Compra pelos estados
O pesquisador da USP avalia que, apesar de as vacinas poderem ser requisitadas ou até compradas diretamente por municípios ou estados, a obrigação é do Ministério da Saúde.
"O Ministério da Saúde deveria ser, na minha visão, obrigado a fazer isso. A primeira instância federada a fazer isso seria o governo federal, porque pode distribuir proporcionalmente aos estados e municípios. Se cada estado fizer, vai distribuir somente para os estados. Isso só seria feito na omissão do governo federal", pondera.
"Os estados sempre puderam fazer negociação direta com os laboratórios. Mas isso não é interessante que seja feito normalmente – porque o Brasil tem o PNI. O papel do PNI, do Ministério da Saúde, é organizar a vacinação no país como um todo.
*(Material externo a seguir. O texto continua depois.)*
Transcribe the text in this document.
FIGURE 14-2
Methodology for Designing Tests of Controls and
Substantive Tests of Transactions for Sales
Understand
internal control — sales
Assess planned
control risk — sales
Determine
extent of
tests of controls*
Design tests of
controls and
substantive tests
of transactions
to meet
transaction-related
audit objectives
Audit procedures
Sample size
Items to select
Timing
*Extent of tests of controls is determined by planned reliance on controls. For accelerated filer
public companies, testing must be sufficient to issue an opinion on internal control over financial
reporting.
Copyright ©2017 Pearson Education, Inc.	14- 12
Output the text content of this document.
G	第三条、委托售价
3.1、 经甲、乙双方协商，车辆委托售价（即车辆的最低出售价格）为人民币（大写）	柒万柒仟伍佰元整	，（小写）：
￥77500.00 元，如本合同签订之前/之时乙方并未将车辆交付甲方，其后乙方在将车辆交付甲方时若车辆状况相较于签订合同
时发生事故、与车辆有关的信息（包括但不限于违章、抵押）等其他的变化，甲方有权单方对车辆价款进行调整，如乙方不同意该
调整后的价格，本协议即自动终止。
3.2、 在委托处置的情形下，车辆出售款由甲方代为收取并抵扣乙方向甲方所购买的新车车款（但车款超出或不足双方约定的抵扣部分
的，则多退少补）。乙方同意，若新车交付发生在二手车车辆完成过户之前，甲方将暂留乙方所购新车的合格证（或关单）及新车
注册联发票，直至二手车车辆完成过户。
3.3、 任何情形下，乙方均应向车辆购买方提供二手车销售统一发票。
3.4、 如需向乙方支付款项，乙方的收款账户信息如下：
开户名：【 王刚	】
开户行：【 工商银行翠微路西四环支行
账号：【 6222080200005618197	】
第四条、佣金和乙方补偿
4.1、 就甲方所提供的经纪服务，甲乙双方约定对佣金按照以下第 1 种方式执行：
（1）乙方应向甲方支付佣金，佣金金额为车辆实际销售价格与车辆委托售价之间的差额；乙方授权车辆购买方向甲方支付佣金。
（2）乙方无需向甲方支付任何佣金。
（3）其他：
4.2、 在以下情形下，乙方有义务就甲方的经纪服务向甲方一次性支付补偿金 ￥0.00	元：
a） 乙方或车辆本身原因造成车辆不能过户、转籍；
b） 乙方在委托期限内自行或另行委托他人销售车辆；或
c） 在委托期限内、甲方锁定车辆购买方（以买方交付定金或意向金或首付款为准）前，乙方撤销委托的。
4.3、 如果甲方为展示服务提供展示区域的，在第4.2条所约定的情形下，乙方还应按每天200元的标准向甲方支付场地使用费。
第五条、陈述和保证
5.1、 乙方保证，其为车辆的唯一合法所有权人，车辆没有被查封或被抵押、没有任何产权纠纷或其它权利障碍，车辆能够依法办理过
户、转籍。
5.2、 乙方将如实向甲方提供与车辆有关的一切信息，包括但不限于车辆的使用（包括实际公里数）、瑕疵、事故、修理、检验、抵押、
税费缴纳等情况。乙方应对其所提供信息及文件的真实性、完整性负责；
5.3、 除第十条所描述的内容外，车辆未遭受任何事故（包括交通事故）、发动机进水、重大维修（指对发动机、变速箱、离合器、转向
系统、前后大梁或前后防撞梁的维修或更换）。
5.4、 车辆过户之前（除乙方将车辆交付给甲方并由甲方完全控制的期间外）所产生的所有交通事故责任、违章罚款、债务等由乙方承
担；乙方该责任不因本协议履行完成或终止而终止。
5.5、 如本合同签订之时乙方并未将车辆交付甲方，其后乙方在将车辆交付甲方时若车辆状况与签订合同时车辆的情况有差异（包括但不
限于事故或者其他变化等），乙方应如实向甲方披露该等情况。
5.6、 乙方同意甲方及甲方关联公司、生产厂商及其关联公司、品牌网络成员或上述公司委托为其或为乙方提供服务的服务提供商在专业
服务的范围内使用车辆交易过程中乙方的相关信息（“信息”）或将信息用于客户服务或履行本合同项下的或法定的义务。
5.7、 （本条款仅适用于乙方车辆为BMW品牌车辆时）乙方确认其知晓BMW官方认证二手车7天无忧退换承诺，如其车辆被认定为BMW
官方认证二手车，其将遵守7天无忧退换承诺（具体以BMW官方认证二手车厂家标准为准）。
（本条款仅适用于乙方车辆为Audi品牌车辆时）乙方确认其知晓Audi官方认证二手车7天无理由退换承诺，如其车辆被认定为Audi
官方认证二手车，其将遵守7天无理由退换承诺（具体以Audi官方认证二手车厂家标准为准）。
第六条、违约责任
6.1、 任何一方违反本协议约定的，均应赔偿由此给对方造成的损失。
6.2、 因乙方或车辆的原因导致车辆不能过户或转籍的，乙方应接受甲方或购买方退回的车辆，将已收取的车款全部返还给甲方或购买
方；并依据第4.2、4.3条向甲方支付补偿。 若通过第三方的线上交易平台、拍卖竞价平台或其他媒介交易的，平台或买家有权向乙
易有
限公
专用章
Isso não é feito [agora] por uma questão política", afirma.
Dourado explica que, se a imunização ficar a cargo dos governos estaduais, a política pública de vacinação fica desarticulada.
"Os estados vão adquirir vacinas conforme suas possibilidades. O estado mais rico vai comprar mais vacina e imunizar a população antes. Não é de interesse da federação ter uma unidade federativa com a população toda imunizada e outra, não. Por isso que, em um país federativo, é preciso ter uma articulação em um nível federal, para que as vacinas cheguem de forma harmonizada nos estados", afirma.